協和発酵キリン


協和発酵工業が2007年にキリンホールディングスの傘下入りで合意し、2008年4月にキリンファーマの子会社化し、同10月に正式にキリンファーマと合併して、協和発酵キリンが発足しました。
協和発酵キリンのスローガンは、抗体医薬を中核としたワン・アンド・オンリーの医薬品企業への早期脱皮を目指すことです。キリンファーマは、ヒト抗体産生マウス(KMマウス)という、抗体を効率的にマウスで作り出す技術を確立しました。
KMマウス技術と協和発酵工業が開発したポテリジェント技術が融合することにより、ヒト型ポテリジェント抗体をワンステップで作れるようになります。

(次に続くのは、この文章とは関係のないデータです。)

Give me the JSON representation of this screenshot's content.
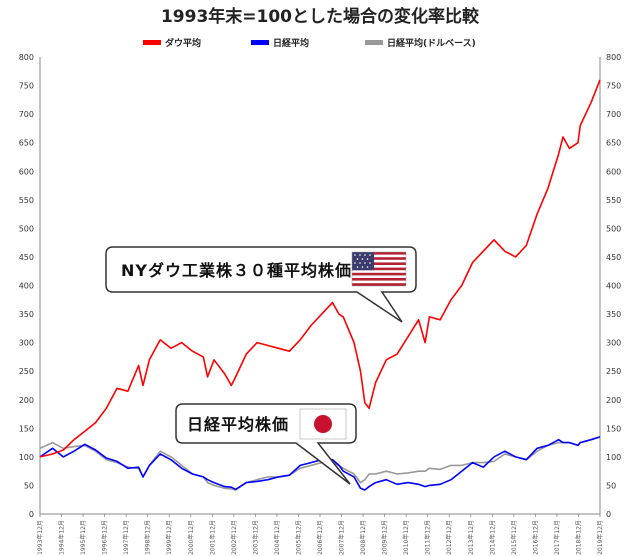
{
  "chart_data": {
    "type": "line",
    "title": "1993年末=100とした場合の変化率比較",
    "ylim": [
      0,
      800
    ],
    "y_ticks": [
      0,
      50,
      100,
      150,
      200,
      250,
      300,
      350,
      400,
      450,
      500,
      550,
      600,
      650,
      700,
      750,
      800
    ],
    "x_tick_labels": [
      "1993年12月",
      "1994年12月",
      "1995年12月",
      "1996年12月",
      "1997年12月",
      "1998年12月",
      "1999年12月",
      "2000年12月",
      "2001年12月",
      "2002年12月",
      "2003年12月",
      "2004年12月",
      "2005年12月",
      "2006年12月",
      "2007年12月",
      "2008年12月",
      "2009年12月",
      "2010年12月",
      "2011年12月",
      "2012年12月",
      "2013年12月",
      "2014年12月",
      "2015年12月",
      "2016年12月",
      "2017年12月",
      "2018年12月",
      "2019年12月"
    ],
    "x": [
      1993.92,
      1994.5,
      1995.0,
      1995.5,
      1996.0,
      1996.5,
      1997.0,
      1997.5,
      1998.0,
      1998.5,
      1998.7,
      1999.0,
      1999.5,
      2000.0,
      2000.5,
      2001.0,
      2001.5,
      2001.7,
      2002.0,
      2002.5,
      2002.8,
      2003.0,
      2003.5,
      2004.0,
      2004.5,
      2005.0,
      2005.5,
      2006.0,
      2006.5,
      2007.0,
      2007.5,
      2007.8,
      2008.0,
      2008.5,
      2008.8,
      2009.0,
      2009.2,
      2009.5,
      2010.0,
      2010.5,
      2011.0,
      2011.5,
      2011.8,
      2012.0,
      2012.5,
      2013.0,
      2013.5,
      2014.0,
      2014.5,
      2015.0,
      2015.5,
      2016.0,
      2016.5,
      2017.0,
      2017.5,
      2018.0,
      2018.2,
      2018.5,
      2018.9,
      2019.0,
      2019.5,
      2019.92
    ],
    "series": [
      {
        "name": "ダウ平均",
        "color": "#ff0000",
        "values": [
          100,
          105,
          112,
          130,
          145,
          160,
          185,
          220,
          215,
          260,
          225,
          270,
          305,
          290,
          300,
          285,
          275,
          240,
          270,
          245,
          225,
          240,
          280,
          300,
          295,
          290,
          285,
          305,
          330,
          350,
          370,
          350,
          345,
          300,
          250,
          195,
          185,
          230,
          270,
          280,
          310,
          340,
          300,
          345,
          340,
          375,
          400,
          440,
          460,
          480,
          460,
          450,
          470,
          525,
          570,
          630,
          660,
          640,
          650,
          680,
          720,
          760
        ]
      },
      {
        "name": "日経平均",
        "color": "#0000ff",
        "values": [
          100,
          115,
          100,
          110,
          122,
          112,
          98,
          92,
          80,
          82,
          65,
          85,
          105,
          95,
          80,
          70,
          65,
          60,
          55,
          48,
          47,
          43,
          55,
          57,
          60,
          65,
          68,
          85,
          90,
          95,
          95,
          85,
          75,
          65,
          45,
          42,
          48,
          55,
          60,
          52,
          55,
          52,
          48,
          50,
          52,
          60,
          75,
          90,
          82,
          100,
          110,
          100,
          95,
          115,
          120,
          130,
          125,
          125,
          120,
          125,
          130,
          135
        ]
      },
      {
        "name": "日経平均(ドルベース)",
        "color": "#999999",
        "values": [
          115,
          125,
          115,
          118,
          120,
          110,
          95,
          90,
          82,
          80,
          65,
          85,
          110,
          100,
          85,
          70,
          65,
          55,
          50,
          45,
          44,
          42,
          55,
          60,
          65,
          65,
          68,
          80,
          85,
          90,
          90,
          85,
          80,
          70,
          55,
          60,
          70,
          70,
          75,
          70,
          72,
          75,
          75,
          80,
          78,
          85,
          85,
          90,
          90,
          92,
          105,
          100,
          95,
          110,
          120,
          125,
          125,
          125,
          120,
          125,
          130,
          135
        ]
      }
    ],
    "legend_position": "top-center",
    "annotations": [
      {
        "text": "NYダウ工業株３０種平均株価",
        "flag": "us-flag"
      },
      {
        "text": "日経平均株価",
        "flag": "japan-flag"
      }
    ],
    "grid": false
  }
}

そもそもポテリジェント技術とは、抗体にあるフコースという糖の量を低減させ、抗体がもっている標的細胞を攻撃する作用であるADCC活性を高める技術です。
抗体のADCC活性を高め、その抗体を効率的に作成できるようになれば、抗体医薬のボトルネックの一つである高い製造コストを下げることが可能となります。その意味で協和発酵工業とキリンファーマの合併は理にかなっています。
まだポテリジェント技術を応用した個体医薬は製品化されていません。しかし、協和発酵キリンはポテリジェント技術の自社開発品への応用はもちろん、ポテリジェント技術を他社へ導出して技術導出収入を得ることも戦略として描いています。

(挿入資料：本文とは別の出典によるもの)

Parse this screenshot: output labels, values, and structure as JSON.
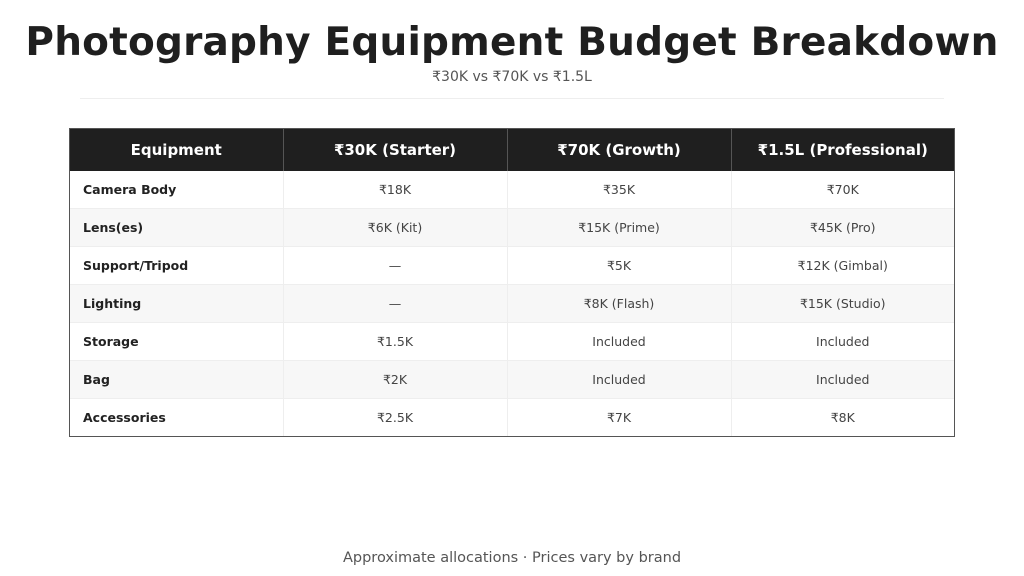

すでにグラクソ・スミスクライン武田薬品工業がポテリジェント技術を導入しています。また、協和発酵キリンはスイスのロンザのポテリジェント技術を応用して作った抗体医薬を、ロンザの高生産性バイオ医薬品生産技術を使って生産する権利許諾契約を結びました。
抗体医薬の一貫体制作りは着々と進んでいます。協和発酵キリンのポテリジェント技術を応用した抗がん剤の登場が待たれます。
とはいえ、こうした抗体医薬が業績貢献するのは早くても2012年頃とみられています。それまでは既存事業の医薬品で利益を確保しなければなりません。
主力品である腎性貧血治療剤エスポー(米製品名ネスプ)は、人工透析の包括化と中外製薬エポジンとの競合激化で採算は厳しくなっています。抗アレルギー剤アレロックや降圧剤-狭心症治療剤コニールも、売上高はピークを迎えています。
協和発酵キリンの発足にあたって新規株式発行によるEPS希釈化が起きたことと、会計上だけとはいえキリンファーマとの合併によるのれん代の償却が年間97億円発生します。
つまり、キリンホールディングス傘下入りのためのスキームは株主には不評であったということです。キリンファーマとの合併シナジーは、抗体医薬の開発速度を上げることです。
2008年度は、米国アムジェンへのポテリジェント技術導出による一時金収入1億ドルを確保しましたが、2012年までは抗体医薬の貢献が少ないとすれば、これから2012年までの間に企業価値を高めることが、現経営陣に与えられた当面のテーマでしょう。
中期経営計画の数値目標達成は当然ですが、全臨床段階にある抗体医薬やKMマウス技術の実用化プロジェクトなどが具体的に進展すれば、協和発酵キリンは抗体医薬のメインプレーヤーとしての位置付けが明確になるでしょう。